The table below summarizes the HuPrP and chimeric mouse strains that appear to currently be in use.  For brevity I’ve omitted the huge battery of genotypes screened by Giles 2012.

mouse name prnp genotype expression level in Tg homozygotes announcing citation
Tg110 HuPrP 129V ? Telling 1994
Tg152 HuPrP 129V 4-8 Telling 1994
Tg5378 MHu2M 129M 1.0 Telling 1995
Tg35 HuPrP 129M 2.0 Asante 2002
Tg45 HuPrP 129M 4.0 Asante 2002
Tg22372 MHu#2 1.6 Korth 2003
ki-ChM ChM 1.0 Taguchi 2003
Tg1 HuPrP 129M, mouse signal peptide 2.0 Kong 2005 (ft)
Tg40 HuPrP 129M, mouse signal peptide 1.0 Kong 2005 (ft)
ki-HuPr P-129M* HuPrP 129M, mouse signal peptide 1.0 Bishop 2006
ki-HuPrP-129V* HuPrP 129V, mouse signal peptide 1.0 Bishop 2006
Tg650 HuPrP 129M 6.0 Beringue 2008
Tg1014 MHu#2 129M M111V 2.8 Giles 2010

*Jean Manson doesn’t refer to this mouse line by any particular name.
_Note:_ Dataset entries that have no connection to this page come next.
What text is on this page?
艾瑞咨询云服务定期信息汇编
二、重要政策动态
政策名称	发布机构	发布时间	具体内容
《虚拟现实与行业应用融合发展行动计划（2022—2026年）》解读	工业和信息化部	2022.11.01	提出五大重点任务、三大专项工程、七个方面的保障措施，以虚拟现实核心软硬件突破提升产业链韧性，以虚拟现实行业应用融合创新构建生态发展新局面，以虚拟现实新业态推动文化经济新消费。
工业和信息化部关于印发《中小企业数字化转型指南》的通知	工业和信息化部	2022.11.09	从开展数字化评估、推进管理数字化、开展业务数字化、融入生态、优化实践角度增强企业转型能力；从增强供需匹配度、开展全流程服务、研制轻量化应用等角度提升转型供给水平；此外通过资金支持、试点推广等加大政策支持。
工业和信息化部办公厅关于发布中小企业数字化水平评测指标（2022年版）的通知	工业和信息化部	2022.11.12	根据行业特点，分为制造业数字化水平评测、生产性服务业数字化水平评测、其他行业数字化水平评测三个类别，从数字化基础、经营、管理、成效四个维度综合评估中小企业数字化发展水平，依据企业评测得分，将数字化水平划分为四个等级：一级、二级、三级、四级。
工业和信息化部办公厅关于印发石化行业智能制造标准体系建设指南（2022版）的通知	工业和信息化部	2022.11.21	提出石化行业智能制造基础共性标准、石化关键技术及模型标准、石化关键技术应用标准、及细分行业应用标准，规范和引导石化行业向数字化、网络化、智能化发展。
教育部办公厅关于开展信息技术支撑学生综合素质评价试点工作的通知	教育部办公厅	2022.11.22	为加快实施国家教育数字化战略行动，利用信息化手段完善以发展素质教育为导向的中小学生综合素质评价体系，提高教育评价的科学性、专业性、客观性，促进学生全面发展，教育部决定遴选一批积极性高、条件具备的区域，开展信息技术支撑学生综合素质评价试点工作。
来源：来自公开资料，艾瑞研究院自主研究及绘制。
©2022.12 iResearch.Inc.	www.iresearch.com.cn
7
In Bishop 2006 they are referred to as “gene-targeted transgenic lines” [details in supplement] which I understand to mean knock-in.

I have included the expression levels for reference even though surprisingly there doesn’t appear to be a clear correlation between expression level and incubation time for chimeric transgenes [Giles 2012].

None of these mouse lines are available from Jackson Labs.  However, Bishop 2010 states that the knock-in mice are being shared with other investigators, and in addition all of MRC Prion Unit’s HuPrP experiments prior to the development of the Tg35 and Tg45 mice used the Tg110 and Tg152 lines developed in San Francisco [Collinge 1995aCollinge 1995bCollinge 1996Hill 1997].  So at least some of these mouse lines are being shared between different groups.

bank vole PrP

Human prions are also readily transmissible to bank voles [Nonno 2006] and mice expressing BvPrP [Joel Watts presented at Prion2013].  Such animals could also therefore be a model system for studying human prions.  It’s not yet clear if these animals offer any biosafety advantage for studying human prions, and therefore any cost savings, though the very short incubation times, particularly in I109 BvPrP mice, would help make experiments economical.  To the extent that amino acid sequence matters for drug efficacy, they might not be the ideal system, but could still be a starting point.  And the fact that BvPrP appears to be able to adopt all known prion conformations does make it a perfect substrate for experiments specifically to tease out whether prion conformation is the sole determinant of a particular drug’s strain specificity.

good laboratory practices

An additional consideration in studying humanized mice is that in the U.S., the FDA wants any preclinical data submitted as part of an Investigational New Drug application to have been created in a laboratory certified as following Good Laboratory Practices.  (Other countries have similar regulations).  FDA’s list of certified labs does not include any of the above-listed institutions; thus at present it’s impossible to do preclinical HuPrP therapeutic studies in a manner acceptable to the FDA.  I’ve heard there is a way to apply for a waiver, but I couldn’t find a relevant FDA link.